A agência espacial dos Estados Unidos, a NASA, passou a tratar de forma concreta a construção de uma base permanente na Lua, incorporando a presença contínua dos Estados Unidos no satélite natural da Terra ao seu planejamento estratégico para a próxima década, com metas e cronogramas definidos.
O administrador da agência, Jared Isaacman, que assumiu o cargo em dezembro de 2025, classificou a iniciativa como um passo decisivo para estabelecer o primeiro ponto de apoio da civilização humana fora da Terra. Em discurso de abertura, na terça-feira (24), diante de representantes do setor aeroespacial, autoridades internacionais e membros do Congresso norte-americano, ele destacou o caráter estruturante do projeto.
“Haverá um caminho evolutivo para a construção do primeiro posto avançado permanente da humanidade além da Terra”, afirmou Isaacman.
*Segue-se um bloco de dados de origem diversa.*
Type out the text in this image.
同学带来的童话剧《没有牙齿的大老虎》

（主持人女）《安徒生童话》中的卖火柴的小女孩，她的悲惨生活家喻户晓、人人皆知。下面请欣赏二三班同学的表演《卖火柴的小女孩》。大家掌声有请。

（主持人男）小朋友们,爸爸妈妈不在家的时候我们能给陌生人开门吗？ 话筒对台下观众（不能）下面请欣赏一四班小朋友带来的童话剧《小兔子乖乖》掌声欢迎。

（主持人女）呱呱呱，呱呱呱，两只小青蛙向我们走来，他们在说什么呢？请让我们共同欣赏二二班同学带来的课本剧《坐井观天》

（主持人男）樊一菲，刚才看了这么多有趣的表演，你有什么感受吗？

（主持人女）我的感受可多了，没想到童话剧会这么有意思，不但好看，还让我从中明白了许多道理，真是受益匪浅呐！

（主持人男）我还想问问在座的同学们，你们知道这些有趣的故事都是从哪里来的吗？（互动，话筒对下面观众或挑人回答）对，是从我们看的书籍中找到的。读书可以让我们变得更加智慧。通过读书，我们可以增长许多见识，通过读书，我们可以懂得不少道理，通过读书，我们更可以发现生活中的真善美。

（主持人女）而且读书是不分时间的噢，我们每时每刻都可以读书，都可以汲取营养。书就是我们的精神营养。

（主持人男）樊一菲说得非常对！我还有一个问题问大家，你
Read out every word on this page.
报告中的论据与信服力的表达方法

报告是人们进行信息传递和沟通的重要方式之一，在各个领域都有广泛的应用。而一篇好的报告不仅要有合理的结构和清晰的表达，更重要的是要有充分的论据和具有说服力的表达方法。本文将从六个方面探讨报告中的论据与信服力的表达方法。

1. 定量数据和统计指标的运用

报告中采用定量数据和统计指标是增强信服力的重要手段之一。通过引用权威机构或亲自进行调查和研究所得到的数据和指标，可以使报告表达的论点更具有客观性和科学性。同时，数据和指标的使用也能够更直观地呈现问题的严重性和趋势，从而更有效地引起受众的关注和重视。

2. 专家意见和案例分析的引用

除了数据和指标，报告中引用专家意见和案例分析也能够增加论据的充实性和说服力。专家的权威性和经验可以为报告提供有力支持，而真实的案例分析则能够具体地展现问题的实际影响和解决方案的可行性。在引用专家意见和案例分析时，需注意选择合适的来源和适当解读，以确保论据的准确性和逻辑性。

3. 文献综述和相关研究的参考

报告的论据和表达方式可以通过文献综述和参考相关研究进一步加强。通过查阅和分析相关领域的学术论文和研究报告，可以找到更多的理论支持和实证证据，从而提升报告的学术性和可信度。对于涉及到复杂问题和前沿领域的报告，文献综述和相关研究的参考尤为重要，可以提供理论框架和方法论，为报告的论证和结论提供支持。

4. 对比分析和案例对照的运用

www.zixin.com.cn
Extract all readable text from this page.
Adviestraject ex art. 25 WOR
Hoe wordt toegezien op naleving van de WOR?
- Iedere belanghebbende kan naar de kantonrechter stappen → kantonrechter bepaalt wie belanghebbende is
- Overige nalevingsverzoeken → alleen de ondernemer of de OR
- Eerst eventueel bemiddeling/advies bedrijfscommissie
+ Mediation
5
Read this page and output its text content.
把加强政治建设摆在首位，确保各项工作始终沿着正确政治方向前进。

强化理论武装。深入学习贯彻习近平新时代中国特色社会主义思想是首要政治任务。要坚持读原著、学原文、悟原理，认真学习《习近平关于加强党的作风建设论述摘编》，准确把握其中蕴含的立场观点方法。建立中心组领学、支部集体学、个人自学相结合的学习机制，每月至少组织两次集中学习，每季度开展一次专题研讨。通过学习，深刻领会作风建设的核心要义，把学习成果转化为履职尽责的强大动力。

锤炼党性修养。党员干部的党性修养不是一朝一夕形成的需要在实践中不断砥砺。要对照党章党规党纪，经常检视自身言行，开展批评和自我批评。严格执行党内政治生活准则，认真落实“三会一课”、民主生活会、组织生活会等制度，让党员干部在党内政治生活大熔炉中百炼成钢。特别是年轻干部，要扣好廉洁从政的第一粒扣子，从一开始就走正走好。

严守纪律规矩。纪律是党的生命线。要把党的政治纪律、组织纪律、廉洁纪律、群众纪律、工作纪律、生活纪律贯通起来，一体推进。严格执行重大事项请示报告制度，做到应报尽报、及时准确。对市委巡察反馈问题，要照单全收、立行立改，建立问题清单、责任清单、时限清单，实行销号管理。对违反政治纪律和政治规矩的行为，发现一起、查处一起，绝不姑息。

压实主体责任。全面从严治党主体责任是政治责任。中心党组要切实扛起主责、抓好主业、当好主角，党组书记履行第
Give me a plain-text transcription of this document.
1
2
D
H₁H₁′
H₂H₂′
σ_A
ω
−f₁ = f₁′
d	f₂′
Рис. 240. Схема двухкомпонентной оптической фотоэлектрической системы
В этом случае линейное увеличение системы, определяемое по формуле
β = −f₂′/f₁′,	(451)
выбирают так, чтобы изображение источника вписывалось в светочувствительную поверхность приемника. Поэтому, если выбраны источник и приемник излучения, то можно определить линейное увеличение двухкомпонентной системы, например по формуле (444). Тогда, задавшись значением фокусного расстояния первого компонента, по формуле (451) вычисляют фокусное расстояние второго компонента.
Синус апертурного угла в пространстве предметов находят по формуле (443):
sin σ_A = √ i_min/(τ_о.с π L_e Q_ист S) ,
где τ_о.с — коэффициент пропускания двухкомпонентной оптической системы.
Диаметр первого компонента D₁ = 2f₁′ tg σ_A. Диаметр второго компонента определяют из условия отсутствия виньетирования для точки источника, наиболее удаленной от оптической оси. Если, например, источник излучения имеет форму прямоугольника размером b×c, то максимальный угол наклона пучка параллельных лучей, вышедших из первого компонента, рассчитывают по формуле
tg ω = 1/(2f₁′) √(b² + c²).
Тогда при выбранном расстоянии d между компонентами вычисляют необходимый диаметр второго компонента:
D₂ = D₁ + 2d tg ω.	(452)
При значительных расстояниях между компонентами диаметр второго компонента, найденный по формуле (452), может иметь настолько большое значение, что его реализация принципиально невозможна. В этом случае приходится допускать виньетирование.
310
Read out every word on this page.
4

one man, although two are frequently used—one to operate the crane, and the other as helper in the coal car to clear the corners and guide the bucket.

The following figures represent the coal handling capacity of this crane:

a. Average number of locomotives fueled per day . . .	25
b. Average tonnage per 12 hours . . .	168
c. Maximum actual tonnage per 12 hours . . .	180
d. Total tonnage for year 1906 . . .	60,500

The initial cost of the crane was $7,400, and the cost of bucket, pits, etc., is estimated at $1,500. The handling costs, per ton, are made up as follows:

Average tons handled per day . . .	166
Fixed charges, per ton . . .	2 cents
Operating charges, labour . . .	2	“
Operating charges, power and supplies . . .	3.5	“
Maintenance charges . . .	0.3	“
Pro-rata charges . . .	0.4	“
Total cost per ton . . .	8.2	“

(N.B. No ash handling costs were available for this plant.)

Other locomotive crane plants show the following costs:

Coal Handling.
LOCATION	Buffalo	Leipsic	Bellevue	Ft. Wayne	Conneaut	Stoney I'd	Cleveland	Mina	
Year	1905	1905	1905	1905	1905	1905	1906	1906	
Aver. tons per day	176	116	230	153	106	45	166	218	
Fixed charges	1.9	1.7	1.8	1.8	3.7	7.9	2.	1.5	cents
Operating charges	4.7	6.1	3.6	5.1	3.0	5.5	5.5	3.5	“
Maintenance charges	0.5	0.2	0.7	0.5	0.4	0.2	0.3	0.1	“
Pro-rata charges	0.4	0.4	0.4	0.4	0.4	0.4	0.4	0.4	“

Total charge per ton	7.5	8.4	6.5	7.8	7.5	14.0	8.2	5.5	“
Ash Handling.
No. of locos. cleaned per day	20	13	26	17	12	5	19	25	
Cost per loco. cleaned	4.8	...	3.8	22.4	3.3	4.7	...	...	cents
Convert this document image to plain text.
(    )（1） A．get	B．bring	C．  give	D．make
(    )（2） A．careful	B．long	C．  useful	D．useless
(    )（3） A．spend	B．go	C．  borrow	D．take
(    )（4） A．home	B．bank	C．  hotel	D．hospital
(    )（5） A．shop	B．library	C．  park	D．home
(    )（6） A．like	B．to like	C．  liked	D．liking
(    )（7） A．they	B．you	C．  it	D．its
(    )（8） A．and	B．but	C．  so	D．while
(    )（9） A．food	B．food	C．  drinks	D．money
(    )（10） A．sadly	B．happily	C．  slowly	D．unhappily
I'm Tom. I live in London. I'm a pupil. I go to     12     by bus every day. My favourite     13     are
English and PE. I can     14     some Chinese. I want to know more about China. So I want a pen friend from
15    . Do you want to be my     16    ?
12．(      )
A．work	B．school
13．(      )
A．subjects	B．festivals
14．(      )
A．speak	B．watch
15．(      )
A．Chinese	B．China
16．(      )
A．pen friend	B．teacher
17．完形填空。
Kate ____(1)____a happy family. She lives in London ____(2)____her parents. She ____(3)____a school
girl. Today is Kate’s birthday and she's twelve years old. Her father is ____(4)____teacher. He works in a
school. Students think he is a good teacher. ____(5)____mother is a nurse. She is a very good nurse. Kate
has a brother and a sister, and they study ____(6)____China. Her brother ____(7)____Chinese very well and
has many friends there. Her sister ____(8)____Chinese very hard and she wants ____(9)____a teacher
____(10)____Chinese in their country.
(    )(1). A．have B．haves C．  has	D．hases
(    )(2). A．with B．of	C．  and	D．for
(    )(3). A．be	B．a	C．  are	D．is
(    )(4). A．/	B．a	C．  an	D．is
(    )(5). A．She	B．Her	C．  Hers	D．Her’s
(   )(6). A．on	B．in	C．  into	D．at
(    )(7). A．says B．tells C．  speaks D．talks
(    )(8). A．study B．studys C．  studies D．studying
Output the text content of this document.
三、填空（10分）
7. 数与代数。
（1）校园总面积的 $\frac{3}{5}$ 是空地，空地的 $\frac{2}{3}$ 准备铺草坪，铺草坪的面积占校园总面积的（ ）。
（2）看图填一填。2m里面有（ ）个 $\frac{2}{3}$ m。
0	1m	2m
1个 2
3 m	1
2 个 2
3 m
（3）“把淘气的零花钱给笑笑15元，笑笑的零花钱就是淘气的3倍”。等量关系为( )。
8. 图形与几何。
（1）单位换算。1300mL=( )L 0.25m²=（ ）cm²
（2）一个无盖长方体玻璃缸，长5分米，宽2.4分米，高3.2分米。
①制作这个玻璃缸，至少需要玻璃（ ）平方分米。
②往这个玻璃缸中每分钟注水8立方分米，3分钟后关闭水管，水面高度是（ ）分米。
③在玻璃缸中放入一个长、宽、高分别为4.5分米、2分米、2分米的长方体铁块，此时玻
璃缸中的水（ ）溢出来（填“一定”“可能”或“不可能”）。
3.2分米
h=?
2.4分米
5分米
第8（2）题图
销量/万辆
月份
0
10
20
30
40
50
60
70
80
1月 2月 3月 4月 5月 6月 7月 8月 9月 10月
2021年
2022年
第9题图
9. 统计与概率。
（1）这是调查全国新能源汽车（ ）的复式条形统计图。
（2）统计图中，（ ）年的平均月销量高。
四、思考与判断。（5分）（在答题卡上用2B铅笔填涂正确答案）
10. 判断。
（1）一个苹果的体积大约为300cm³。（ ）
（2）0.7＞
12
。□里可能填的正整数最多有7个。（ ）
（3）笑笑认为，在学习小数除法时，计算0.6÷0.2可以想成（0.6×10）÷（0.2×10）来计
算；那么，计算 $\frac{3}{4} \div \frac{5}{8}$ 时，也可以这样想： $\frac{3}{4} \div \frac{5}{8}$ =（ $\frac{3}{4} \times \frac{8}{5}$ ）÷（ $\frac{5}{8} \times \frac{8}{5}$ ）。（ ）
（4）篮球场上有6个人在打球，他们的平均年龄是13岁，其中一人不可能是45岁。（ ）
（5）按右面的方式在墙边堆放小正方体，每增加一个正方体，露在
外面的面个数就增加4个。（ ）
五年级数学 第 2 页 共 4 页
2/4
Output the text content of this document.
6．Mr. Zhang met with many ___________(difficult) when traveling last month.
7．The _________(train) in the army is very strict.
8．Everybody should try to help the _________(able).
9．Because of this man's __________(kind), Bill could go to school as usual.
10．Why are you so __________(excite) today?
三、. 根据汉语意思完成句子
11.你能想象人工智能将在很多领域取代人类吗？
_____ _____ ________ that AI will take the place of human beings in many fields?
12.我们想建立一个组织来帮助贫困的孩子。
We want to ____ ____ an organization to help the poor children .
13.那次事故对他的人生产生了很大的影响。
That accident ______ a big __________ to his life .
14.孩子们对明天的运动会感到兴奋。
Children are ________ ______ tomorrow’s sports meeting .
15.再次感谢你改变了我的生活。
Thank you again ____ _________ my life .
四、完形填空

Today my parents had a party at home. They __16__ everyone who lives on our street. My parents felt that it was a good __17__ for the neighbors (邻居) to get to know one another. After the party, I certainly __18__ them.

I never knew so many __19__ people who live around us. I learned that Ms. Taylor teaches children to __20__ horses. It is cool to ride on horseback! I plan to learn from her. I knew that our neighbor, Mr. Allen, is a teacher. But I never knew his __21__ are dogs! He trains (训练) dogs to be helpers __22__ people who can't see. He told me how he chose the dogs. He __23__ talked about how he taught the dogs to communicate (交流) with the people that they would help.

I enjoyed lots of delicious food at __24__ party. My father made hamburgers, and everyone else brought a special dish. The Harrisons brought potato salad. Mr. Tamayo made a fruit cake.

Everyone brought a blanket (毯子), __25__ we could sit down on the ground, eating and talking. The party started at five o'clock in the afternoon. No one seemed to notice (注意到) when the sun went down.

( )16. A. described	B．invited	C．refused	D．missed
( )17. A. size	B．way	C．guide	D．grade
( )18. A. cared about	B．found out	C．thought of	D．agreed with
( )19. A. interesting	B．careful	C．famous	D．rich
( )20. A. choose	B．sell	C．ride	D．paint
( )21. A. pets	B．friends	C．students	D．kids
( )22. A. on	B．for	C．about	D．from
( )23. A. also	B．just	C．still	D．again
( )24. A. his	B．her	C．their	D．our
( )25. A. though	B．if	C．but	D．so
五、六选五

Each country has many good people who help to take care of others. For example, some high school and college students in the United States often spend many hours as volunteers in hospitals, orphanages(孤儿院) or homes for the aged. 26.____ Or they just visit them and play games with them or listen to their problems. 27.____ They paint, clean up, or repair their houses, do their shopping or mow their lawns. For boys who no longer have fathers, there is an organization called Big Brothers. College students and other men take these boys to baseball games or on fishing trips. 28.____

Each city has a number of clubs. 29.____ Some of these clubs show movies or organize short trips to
Segundo ele, o programa também tem potencial para inspirar novas gerações de norte-americanos, a exemplo do impacto provocado pelas missões Apollo no século passado. “Este é o momento em que todos devemos começar a acreditar novamente, quando as ideias se transformam em missões e quando o trabalho árduo gera conquistas que mudam o mundo”, disse. “A NASA já mudou tudo, e nós vamos fazer isso de novo.”
“O objetivo não é apenas chegar à Lua, mas permanecer. Os Estados Unidos nunca mais abrirão mão da Lua”, afirmou Isaacman na rede social X.
Empresário bilionário, Isaacman já participou de duas missões privadas em órbita baixa da Terra. À frente da NASA, tem anunciado uma agenda considerada ambiciosa, com apoio relevante de empresas do setor e de lideranças políticas em Washington. Sua gestão ocorre em meio a um processo de reestruturação interna, com redução de pessoal decorrente de medidas do governo federal.
Dirigentes da agência afirmaram que os objetivos traçados se aproximam do “quase impossível”. Entre as metas adicionais, está o desenvolvimento de uma espaçonave com propulsão nuclear para missões dos Estados Unidos a Marte até o fim de 2028.
Isaacman também destacou a crescente competição internacional, especialmente com a China, que classificou como “um verdadeiro rival geopolítico, desafiando a liderança americana na corrida espacial”. Pequim prevê realizar um pouso tripulado na Lua até 2030, enquanto o programa Artemis, da NASA, projeta levar astronautas norte-americanos de volta à superfície lunar em 2028.
Os planos atualizados são apresentados às vésperas da missão Artemis II, que deve levar astronautas a orbitar a Lua e retornar à Terra, marcando o primeiro voo tripulado do tipo desde 1972, no encerramento do programa Apollo.
Recentemente, a NASA anunciou ajustes no cronograma do programa Artemis. A missão Artemis III, inicialmente prevista para realizar um pouso lunar em 2028, foi redirecionada para permanecer em órbita terrestre, com foco em testes de acoplamento da cápsula Orion a módulos de pouso desenvolvidos por empresas privadas. Caso seja bem-sucedida, a estratégia poderá viabilizar tentativas de pouso nas missões Artemis IV e V, ainda dentro da mesma janela temporal.